Fase tre: nella morsa di un abbraccio.
Mi sono perso nella mia stessa apatia.
Sai, ho sentito il calore di milioni di abbracci andare a spezzarsi nell’arco di pochi istanti, nella mia più totale confusione, nel non saper mai distinguere il bene e il male, nella mia assoluta incapacità di non sapere da che parte andare, nei miei escamotage, nel diluvio universale dei miei pensieri.
Per poi rimanere in bilico, tra ciò che sarebbe stato meglio per me e l’empatia suprema che riservavo per chi mi sedeva dinanzi.
Nel trambusto di abbracci sinceri, talvolta velati di sarcasmo, in quelli di addio di chi, in realtà, voleva rimanere, ma che io non riuscivo a trattenere.
Quante volte sono inciampato nelle briciole della mia stessa essenza, della mia bontà e gentilezza, nella mia bravura, ci sono caduto dentro, a capofitto.
Quasi fosse una condanna voler bene e saper amare, concedersi la facoltà di essere felici.
E io parlo d’amore, come se lo sapessi fare, in termini di guerra e pace.
Quante volte ho fatto a spintoni con il mio senso estremo di giustizia, lo stesso che ho assecondato quasi come fosse una donna a cui piacere, una da amare, un’altra da accudire.

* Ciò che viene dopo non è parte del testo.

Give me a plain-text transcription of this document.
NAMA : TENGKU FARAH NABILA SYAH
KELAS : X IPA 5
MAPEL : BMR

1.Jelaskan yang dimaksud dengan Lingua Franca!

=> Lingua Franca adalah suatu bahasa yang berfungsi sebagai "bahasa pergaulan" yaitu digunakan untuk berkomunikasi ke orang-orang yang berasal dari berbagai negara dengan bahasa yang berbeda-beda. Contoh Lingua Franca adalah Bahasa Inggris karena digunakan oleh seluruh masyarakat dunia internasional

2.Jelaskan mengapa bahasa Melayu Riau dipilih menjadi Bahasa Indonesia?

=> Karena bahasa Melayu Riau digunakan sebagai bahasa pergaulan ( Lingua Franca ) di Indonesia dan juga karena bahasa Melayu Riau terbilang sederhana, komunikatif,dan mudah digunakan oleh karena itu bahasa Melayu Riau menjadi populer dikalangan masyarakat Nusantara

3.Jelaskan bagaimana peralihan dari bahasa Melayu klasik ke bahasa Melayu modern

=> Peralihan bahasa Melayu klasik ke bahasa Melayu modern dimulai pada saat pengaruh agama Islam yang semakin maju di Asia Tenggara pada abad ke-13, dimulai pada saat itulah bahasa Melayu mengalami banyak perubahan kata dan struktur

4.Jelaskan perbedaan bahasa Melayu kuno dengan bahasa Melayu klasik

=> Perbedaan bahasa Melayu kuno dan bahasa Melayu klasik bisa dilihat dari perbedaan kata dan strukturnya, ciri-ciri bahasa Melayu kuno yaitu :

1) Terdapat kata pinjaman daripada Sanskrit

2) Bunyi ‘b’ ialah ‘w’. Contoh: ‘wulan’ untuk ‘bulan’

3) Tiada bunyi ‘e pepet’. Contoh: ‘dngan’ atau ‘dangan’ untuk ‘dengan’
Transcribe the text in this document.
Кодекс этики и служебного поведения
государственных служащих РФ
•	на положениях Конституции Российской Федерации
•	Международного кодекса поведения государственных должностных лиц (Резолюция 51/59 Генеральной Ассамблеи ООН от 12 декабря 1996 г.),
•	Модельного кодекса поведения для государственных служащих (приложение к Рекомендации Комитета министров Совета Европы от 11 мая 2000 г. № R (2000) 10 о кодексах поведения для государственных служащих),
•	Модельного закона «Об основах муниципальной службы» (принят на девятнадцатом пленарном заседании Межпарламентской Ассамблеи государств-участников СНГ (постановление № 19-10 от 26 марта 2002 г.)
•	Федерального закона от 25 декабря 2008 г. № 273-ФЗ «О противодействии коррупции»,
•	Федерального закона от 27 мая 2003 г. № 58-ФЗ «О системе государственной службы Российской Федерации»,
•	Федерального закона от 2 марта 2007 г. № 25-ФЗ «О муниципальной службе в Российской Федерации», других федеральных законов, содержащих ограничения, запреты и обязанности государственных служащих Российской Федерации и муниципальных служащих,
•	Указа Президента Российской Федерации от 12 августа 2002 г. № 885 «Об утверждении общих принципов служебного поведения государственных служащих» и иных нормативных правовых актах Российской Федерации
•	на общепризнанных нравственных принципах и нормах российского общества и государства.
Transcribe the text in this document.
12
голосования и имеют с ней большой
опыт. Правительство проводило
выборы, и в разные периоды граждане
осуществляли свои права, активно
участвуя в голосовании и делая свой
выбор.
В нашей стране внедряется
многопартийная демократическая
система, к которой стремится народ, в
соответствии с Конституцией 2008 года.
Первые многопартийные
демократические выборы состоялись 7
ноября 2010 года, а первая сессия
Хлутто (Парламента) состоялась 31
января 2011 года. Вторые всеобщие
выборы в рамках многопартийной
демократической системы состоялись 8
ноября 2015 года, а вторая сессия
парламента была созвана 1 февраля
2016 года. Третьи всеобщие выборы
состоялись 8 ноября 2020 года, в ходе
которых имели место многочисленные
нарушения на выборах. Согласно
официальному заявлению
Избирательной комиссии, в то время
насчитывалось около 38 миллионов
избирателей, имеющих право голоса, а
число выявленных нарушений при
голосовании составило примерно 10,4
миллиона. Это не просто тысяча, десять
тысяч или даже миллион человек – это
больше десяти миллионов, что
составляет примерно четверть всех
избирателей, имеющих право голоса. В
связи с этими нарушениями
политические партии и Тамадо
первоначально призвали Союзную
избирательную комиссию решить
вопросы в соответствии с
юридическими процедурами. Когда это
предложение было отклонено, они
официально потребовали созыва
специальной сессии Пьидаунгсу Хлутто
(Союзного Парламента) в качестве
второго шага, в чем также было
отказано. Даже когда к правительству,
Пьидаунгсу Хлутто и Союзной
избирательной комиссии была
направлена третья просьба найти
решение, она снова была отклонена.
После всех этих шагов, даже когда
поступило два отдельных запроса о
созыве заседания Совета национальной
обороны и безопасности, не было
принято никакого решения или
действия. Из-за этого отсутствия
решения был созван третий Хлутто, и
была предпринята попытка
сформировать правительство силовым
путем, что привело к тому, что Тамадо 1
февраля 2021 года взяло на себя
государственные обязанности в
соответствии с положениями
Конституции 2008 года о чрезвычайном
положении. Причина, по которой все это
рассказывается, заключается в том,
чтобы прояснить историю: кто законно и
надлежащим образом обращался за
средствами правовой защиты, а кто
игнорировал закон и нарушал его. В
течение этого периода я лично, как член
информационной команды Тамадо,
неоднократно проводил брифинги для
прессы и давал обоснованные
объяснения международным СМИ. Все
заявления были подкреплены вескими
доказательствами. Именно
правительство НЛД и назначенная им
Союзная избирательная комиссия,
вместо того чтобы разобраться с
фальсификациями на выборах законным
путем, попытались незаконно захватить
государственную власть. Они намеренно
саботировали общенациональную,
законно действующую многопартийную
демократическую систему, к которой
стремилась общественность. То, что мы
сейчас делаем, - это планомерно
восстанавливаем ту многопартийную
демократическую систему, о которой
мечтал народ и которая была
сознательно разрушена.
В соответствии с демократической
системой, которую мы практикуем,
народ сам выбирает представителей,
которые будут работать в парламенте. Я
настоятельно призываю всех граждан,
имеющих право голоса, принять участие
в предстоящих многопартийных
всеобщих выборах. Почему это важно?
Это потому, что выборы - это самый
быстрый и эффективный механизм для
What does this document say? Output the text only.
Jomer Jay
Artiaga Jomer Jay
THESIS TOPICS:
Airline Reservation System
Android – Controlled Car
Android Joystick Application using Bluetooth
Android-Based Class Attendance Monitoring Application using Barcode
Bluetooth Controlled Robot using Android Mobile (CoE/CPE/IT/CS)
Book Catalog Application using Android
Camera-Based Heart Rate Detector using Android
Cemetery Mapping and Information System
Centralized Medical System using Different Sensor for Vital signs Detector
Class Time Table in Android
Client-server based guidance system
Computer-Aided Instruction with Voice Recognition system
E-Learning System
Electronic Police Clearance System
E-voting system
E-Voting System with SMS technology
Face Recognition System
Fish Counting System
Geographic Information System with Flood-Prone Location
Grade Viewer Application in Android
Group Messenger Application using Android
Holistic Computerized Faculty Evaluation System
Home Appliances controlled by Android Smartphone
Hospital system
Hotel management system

Il rifiuto verso me stesso, verso quello che sono, peggio ancora verso quello che sono stato, nella mia capacità di non concedermi di sbagliare, di poter scivolare, solo perché me l’aveva detto qualcun altro, che avrei dovuto mettere il freno a mano.
Ma io so perdermi nella mia stessa apatia, nel mio costante interrogativo che è la vita, nel chiedermi dove stia andando, nei miei amori mancati, di cui tanto blatero, negli stessi che mi trascino, come fossero strascichi di normalità, nella forza della mia penna, la stessa che ha questo tratto, così leggero e al contempo così pesante, la stessa che mi permette di dar voce all’abisso delle mie emozioni, che mi permette di mettere a soqquadro questi scatoloni emotivi che straripano d’invidia per chi ama, per chi ha saputo essere amato ed essersi amato.
Che poi forse meritiamo un po’ tutti di essere felici.